В доме Седлецких поселился обер-лейтепант Альфред Цугер. С утра он уходил на службу, вечером, возвращаясь на квартиру, принимался ухаживать за Ганной. Не отставал от него и Гаспери-Сукальский, часто приезжавший в Вулько-Гусарское. Помимо того, что он являлся уполномоченным от митрополичьей курии по делам католической церкви, ему было поручено готовить почву для формирования воинских частей из лиц призывного возраста, проживающих на оккупированной территории. Разъезжая по районам, Сукальский налаживал связи со старыми знакомыми из реакционной католической клики и прощупывал настроение в народе.

По вечерам он и Цугер удерживали Ганну в столовой и почти силой усаживали ее за стол, откупоривали дорогое французское вино и заводили разговор на волнующую тему. Всех интересовало, что будет с Москвой.

Приходил Олесь, скромно усаживался в уголок и покуривал свои цигарки.

- Вы бывали в Москве? - спросил как-то Цугер у Ганны.

- Да. В этом году я была в Москве, - кутаясь в черную шаль, отвечала Ганна.

Она каждый раз старалась пораньше покинуть это тяжелое для нее общество. Но мать побаивалась офицеров и говорила ей:

- Ты уж потерпи! Мало ли что может с нами случиться...

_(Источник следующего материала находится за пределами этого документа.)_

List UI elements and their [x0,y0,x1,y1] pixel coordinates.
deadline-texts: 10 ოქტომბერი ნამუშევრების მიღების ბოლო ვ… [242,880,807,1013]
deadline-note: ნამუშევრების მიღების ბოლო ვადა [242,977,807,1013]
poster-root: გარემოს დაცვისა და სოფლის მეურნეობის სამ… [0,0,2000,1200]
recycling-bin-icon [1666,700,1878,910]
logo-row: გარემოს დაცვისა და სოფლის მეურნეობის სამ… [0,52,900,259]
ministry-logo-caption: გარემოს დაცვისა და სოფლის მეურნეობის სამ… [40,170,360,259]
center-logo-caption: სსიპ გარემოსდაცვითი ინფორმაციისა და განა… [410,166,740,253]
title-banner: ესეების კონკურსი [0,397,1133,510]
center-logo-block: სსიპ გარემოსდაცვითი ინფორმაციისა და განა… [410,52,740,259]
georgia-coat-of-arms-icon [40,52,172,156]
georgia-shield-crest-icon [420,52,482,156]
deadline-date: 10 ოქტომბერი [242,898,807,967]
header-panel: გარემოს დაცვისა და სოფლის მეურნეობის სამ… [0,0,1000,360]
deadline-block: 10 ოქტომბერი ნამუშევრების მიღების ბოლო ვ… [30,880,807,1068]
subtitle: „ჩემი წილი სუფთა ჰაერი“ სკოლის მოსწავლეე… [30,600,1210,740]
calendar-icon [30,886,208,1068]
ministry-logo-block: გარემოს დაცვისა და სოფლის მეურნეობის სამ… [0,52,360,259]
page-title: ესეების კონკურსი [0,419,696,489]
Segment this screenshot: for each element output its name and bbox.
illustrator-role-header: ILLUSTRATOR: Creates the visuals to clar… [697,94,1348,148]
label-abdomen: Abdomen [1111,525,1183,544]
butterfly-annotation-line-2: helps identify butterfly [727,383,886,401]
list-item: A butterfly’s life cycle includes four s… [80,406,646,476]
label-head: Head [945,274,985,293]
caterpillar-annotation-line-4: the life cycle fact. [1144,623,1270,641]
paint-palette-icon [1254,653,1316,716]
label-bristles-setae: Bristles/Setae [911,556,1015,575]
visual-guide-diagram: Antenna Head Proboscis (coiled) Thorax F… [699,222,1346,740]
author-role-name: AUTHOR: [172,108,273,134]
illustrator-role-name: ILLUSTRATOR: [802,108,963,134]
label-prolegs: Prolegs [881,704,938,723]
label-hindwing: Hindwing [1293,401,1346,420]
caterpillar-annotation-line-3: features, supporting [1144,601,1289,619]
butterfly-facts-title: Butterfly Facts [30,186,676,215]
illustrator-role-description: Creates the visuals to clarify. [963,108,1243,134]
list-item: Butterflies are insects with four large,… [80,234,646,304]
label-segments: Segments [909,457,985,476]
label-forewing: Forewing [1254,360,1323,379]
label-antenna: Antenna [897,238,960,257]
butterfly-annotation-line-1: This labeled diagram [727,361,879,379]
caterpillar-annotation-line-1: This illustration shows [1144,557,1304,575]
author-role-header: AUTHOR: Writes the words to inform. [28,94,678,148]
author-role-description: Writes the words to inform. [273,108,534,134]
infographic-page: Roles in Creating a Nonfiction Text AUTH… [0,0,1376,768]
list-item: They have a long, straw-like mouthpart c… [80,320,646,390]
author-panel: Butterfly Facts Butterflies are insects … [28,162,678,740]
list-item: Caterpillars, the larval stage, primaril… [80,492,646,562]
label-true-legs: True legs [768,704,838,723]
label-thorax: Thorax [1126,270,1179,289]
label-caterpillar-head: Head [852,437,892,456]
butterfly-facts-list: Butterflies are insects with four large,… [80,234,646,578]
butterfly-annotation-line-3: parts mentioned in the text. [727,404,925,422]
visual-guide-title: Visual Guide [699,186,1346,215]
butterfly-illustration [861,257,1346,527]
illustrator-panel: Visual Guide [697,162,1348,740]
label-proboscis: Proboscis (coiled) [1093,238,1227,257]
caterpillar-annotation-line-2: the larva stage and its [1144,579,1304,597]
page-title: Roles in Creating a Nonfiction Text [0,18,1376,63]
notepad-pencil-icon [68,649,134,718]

- Как же вас впустили в Москву? На это, кажется, требовалось разрешение? - приставал Цугер.

- Для вас, конечно, потребовалось бы особое разрешение... язвительно заметила Ганна.

В глазах сидевшей на стуле и штопавшей чулок Стаси появился испуг. Своим резким, насмешливым разговором Ганна могла накликать беду. Вдруг им напомнят о родстве с русским офицером, да и вообще еще неизвестно, чем все это кончится. Михальский на Стасю волком смотрит, а Владислав работает в волости и как будто совсем не замечает своей соседки.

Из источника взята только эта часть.